Yes I agree with the previous poster. If a boy is dressing up in pink and playing with 'girly toys' ( that's socially constructed anyway!) it is no issue whatsoever and very very common.
If a boy is saying 'I want to be a girl' then it is no more of a concern than them saying they want to be a tiger or a fireman. They are merely playing.
If a boy says 'I am a girl' beyond an age where he might actually believe he is a frog/astronaut then it may need some exploring.

And this would be a gender issue , nothing to do with sexuality.

procrastinatingagain Thu 20-Feb-14 06:45:14

At that age, and until I was about 7 or 8 I think, I really wanted to be a boy. It just looked more fun. I appreciate that it's much more socially acceptable for a girl to wear "boy's" clothes than the other way round, unfortunately. Nowadays I'm very happy being a woman and would not like to be a man at all, thank you very much!

cory Thu 20-Feb-14 08:15:56

I was the same as procrastinating and wanted to be a boy- didn't worry my mother at the time (beyond irritating struggles over pretty pink dresses which I completely failed to appreciate). Hasn't interfered with my womanly instincts in any way. Still not keen on pink dresses but that's because they make me look like a hippo on the verge of apoplexy, nothing to do with gender per se.

Booville3 Thu 20-Feb-14 09:17:56

Thanks everyone for your posts, I rarely comment on mn just read others threads etc but I do feel reassured, can't remember who it was who commented on long hair ds does have longish hair which he brushes in the mirror regularly & asks me if he looks beautiful once he's done it! He has never insisted he is a girl just says he wants to be one so looking at the simple wording there I feel better!! Was the general consensus 7/8 that these boys stop the love of all things feminine??

AndHarry Thu 20-Feb-14 12:57:52

OP my DS frequently prances infront of the mirror with my hairbrush, prinks his hair, flutters his eyelashes and asks me if he looks beautiful. It's hilarious.

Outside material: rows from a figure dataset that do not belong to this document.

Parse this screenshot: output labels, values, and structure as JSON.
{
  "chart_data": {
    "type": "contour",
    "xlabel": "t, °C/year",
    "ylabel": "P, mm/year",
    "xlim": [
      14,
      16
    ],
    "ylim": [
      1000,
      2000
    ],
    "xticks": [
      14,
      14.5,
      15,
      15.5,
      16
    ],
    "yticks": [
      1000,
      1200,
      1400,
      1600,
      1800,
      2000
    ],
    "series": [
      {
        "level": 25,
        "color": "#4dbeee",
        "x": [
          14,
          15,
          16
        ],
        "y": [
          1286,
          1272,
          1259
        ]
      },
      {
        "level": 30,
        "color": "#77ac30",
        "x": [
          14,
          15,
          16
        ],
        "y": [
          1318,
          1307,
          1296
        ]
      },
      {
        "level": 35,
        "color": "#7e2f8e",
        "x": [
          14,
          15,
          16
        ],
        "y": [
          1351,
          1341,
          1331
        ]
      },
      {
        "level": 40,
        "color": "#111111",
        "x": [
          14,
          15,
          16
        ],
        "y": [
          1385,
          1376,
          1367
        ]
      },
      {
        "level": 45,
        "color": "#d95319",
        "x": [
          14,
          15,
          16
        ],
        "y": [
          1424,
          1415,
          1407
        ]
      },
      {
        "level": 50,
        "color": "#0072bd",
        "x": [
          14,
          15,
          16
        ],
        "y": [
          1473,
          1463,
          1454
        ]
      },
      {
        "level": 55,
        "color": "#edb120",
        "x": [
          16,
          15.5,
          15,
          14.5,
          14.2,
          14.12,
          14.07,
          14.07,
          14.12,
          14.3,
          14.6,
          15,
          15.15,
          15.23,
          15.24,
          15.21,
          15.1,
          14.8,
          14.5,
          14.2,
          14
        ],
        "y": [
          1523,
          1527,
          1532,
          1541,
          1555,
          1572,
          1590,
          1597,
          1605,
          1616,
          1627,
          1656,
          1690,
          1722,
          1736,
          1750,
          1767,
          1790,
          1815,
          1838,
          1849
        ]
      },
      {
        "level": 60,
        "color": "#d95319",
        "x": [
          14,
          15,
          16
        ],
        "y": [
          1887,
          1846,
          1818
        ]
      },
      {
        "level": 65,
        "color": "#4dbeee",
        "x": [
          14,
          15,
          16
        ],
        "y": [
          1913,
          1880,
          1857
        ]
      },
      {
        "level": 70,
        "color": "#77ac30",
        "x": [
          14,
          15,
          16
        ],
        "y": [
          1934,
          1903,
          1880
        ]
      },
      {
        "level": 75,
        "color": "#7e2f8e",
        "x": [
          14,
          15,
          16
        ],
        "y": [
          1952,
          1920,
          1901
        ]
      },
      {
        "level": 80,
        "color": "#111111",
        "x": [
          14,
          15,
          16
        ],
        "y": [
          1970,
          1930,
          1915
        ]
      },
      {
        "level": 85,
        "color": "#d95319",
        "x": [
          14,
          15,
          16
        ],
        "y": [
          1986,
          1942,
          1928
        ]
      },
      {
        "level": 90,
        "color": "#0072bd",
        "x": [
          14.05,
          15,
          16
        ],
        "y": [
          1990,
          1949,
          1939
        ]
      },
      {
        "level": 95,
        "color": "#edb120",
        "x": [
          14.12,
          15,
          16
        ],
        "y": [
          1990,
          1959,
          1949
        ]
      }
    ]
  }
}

FarelyKnuts Thu 20-Feb-14 13:07:29

If your concern is over gender confusion I would put it out of your mind. Wanting to be a girl so he can dress in the pretty sparkly things and do traditionally girly stuff is pretty normal at 4yo.
As others have said there is a world of difference between "I want to be a girl".. (so I get to do these things society has deemed as feminine and not for me) and "I am a girl" ie: my body is the wrong one

Booville3 Thu 20-Feb-14 14:03:20

He has never said he is a girl, just wants to be & he does say he is the mummy to his bears/ doll but I think that's more his association with the types of thing I do with/ for him than what daddy does!! I'm going to try not to worry I would like him to have a couple of friends that are boys but again at 4 I don't suppose they make proper friendships yet anyway!

Fuzzymum1 Thu 20-Feb-14 20:58:20

At 4 my youngest son wanted to be a princess and had a fairy dress which he wore all the time, he even wore it round tesco and got some smiles and some disapproving looks but it made him happy. Suggest to him now, aged 7, that he wear a dress and he laughs in your face. It's quite common for 4 year old boys to like dresses and pink. I would just go with it and not make an issue of it if the situation came up with a son of mine again.